There is a pathological case: If $x$ is so large that $x + 2\sqrt{\epsilon} == x$, then our choice of $h$ calculates the derivative to be precisely zero. Then the correct choice of $h$ is h = float_next(x) - x, which is roughly $|x|\epsilon$. However, in this regime $|x|\epsilon \gg 2\sqrt{\epsilon}$. The error is then dominated by the fact that the distance between floats increases as $|x|$ increases.

All the previous analysis depends on $x+h$ being representable. If $x+h$ is not representable, then you can show that the maximum error is \begin{align*} \frac{h}{2}|f''(x)| + \frac{1}{h}(|f(x+h)|+|f(x)| + |xf'(x)|)\epsilon \end{align*} but this does not change the conclusion that we should choose $h \sim O(\sqrt{\epsilon})$.

As to choosing $h = \epsilon(1+|x|)$, we can see that the error of this choice is \begin{align*} \epsilon(1+|x|)|f''(x)|/2 + \frac{|f(x+h)| + |f(x)|}{1+|x|} \approx \frac{2|f(x)|}{1+|x|} \end{align*} So the error is enormous.
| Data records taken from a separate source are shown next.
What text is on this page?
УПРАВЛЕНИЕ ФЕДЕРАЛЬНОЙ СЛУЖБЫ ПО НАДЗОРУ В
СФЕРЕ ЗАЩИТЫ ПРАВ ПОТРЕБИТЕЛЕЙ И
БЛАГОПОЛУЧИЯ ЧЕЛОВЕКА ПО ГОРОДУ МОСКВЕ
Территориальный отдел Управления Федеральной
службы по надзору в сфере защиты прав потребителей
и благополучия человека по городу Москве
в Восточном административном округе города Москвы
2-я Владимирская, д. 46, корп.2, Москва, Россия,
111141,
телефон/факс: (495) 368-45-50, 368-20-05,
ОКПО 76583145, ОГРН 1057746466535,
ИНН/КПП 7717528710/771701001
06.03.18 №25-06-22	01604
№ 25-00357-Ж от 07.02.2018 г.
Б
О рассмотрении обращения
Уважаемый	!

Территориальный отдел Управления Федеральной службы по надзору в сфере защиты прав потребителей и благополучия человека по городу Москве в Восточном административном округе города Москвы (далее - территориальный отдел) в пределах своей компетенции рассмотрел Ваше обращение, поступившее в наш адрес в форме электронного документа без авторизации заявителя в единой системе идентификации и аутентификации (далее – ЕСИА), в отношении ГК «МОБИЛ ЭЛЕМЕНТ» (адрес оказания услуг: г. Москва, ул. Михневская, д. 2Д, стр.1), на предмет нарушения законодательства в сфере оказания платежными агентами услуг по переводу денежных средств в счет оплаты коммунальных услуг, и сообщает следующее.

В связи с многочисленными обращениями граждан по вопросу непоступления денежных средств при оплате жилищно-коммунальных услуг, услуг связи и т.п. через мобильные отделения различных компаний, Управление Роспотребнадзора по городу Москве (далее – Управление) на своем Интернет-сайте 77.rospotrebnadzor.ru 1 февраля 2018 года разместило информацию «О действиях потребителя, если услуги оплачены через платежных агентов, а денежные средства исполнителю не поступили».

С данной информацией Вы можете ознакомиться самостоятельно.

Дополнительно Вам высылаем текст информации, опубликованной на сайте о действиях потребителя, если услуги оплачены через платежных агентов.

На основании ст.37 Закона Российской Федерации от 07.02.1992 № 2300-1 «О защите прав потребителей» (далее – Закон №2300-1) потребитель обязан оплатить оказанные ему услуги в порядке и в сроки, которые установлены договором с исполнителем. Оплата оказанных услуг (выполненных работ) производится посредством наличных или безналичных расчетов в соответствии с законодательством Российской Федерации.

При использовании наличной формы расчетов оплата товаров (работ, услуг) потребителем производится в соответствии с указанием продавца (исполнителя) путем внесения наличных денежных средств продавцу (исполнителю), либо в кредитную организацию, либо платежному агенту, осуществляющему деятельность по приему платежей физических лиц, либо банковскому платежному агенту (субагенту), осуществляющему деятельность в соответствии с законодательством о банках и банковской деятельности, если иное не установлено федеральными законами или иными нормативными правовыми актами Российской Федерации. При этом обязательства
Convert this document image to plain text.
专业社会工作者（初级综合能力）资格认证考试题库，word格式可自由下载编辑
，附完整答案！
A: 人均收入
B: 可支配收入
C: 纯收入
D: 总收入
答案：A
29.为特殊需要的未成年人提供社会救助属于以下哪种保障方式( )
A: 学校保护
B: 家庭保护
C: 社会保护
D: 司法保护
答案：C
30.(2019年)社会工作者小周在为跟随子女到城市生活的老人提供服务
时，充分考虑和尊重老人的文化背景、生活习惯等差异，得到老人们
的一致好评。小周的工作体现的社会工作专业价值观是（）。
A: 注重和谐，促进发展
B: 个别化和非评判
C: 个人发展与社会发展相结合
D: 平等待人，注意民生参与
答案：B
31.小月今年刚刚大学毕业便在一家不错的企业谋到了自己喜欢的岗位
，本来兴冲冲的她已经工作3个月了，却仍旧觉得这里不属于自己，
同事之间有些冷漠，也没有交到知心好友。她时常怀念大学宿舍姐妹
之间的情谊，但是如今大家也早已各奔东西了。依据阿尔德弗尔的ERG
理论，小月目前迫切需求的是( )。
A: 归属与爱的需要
¹ Note that this assumes that the algorithm to compute our function produces the best representable estimate for the given precision. For C standard library functions there are sometimes guarantees that this is the case but most special function libraries do not compute to this accuracy as the compute time to extract the last few digits of precision represent the bulk of the computation time. Hence we should assume that $\hat{f}(x) \approx f(x)(1+k\epsilon)$ for some $k \in \mathbb{N}$.